Open-loop multi-channel inversion of room impulse response

TL;DR

This paper presents a method for creating immersive 3D audio in virtual reality theaters by inverting room transfer functions using multi-channel inversion of simulated impulse responses, enhancing sound localization accuracy.

Contribution

It introduces an open-loop multi-channel inversion technique based on simulated impulse responses for accurate sound field reproduction in VR environments.

Findings

Achieved a dereverberation ratio of 10 dB.

Validated the method with measurements and simulations.

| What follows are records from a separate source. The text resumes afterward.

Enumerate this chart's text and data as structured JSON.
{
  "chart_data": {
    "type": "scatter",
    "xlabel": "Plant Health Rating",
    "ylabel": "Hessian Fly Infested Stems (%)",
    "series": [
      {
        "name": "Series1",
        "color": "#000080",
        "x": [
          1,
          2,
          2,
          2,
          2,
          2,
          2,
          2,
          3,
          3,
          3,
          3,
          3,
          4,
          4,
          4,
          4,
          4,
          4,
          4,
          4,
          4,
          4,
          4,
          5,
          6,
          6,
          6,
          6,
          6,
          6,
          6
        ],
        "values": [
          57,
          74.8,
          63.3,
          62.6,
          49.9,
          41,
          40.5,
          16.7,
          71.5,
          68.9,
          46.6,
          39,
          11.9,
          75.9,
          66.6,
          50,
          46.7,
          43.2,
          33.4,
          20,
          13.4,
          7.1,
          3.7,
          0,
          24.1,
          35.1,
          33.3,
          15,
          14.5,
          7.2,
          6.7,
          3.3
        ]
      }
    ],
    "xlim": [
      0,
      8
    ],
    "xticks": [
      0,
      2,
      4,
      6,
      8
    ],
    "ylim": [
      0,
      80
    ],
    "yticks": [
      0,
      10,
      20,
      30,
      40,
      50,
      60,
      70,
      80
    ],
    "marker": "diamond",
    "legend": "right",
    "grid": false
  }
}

Improved inversion accuracy by windowing simulated responses.

Abstract

This paper considers methods for audio display in a CAVE-type virtual reality theater, a 3 m cube with displays covering all six rigid faces. Headphones are possible since the user's headgear continuously measures ear positions, but loudspeakers are preferable since they enhance the sense of total immersion. The proposed solution consists of open-loop acoustic point control. The transfer function, a matrix of room frequency responses from the loudspeakers to the ears of the user, is inverted using multi-channel inversion methods, to create exactly the desired sound field at the user's ears. The inverse transfer function is constructed from impulse responses simulated by the image source method. This technique is validated by measuring a 2x2 matrix transfer function, simulating a transfer function with the same geometry, and filtering the measured transfer function through the inverse of the simulation. Since accuracy of the image source method decreases with time, inversion performance is improved by windowing the simulated response prior to inversion. Parameters of the simulation and inversion are adjusted to minimize residual reverberant energy; the best-case dereverberation ratio is 10 dB.